This is a point-buy RPG where all abilities are available to all characters, but there are specialties that will reduce the cost. There are Primary and Secondary specialties. Primary reduces the cost of abilities under their umbrella by 2 while Secondary only reduces it by 1. You may use both Specialties on the same group of abilities, but you will lack in versatility. Every Primary Specialty will grant you level-dependent abilities. You gain points to purchase these abilities at every level. This is not meant to be a high-level game like D&D, however, so characters from the game have the potential to be more powerful that their D&D counterparts.
When you do an average roll, roll 1d10 and add the related Attribute. The number of d10s you roll increases as you gain levels.
There are two ways to use abilities. Action Dice and Magic Points. All characters start the game with 1 Action Die and at least 3 Magic Points. Action Dice start at 1d4 and increase as you level up. The Warrior and Beast Master specialties gain Action Dice more rapidly than other characters. Characters with Magic Specialties gain Magic Points at a higher rate than others. Action Dice are recharged at the beginning of every round of Combat, while Magic Points are recharged at the beginning of every day.
There are two basic types of actions: Standard Actions and Move Actions. You may make one move action a turn regardless of how many Action Dice you have. Standard actions are gained by sacrificing (or ‘burning’) Action Dice. Using an ability is a Standard Action unless otherwise specified.

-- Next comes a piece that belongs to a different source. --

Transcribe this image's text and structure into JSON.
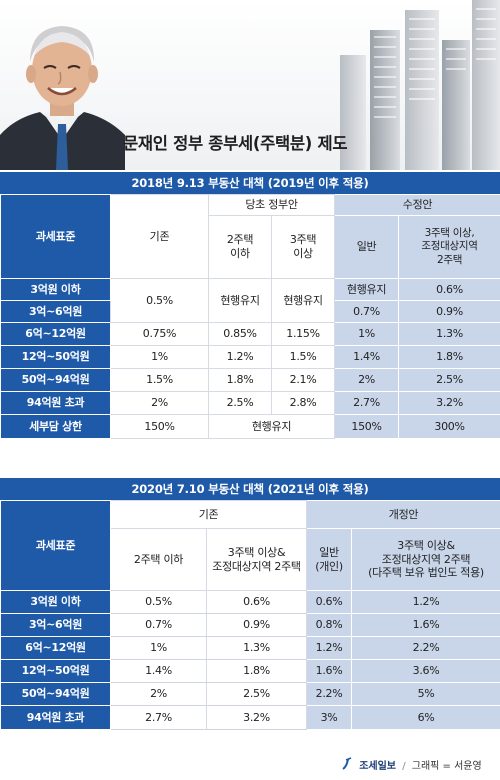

The attributes used in this game are Strength, Dexterity, Constitution, and Magic. You start the game with a score between 1 and 4 in all of these abilities. To gain these you either roll 2d4 and choose the highest, repeating for each attribute, or choose to allocate 4, 3, 2, and 1 to whichever you choose. A score of 1 in an attribute means that you are somewhat pathetic in that area, 2 means that you are good enough pass, 3 means that you are average, 4 means that you are good at it, 5 is very good, and 6 is phenomenal. Scores higher than 6 are considered the stuff of legends. Scores higher than 12 are possessed by those who could rival the Gods. If you have a score higher than 12, then odds are someone is doing something wrong. When you augment a roll with an attribute, you add the entire attribute, not some random number tied to it.
There are skill checks, which will be figured out later. For now, just follow the General Rolls rule.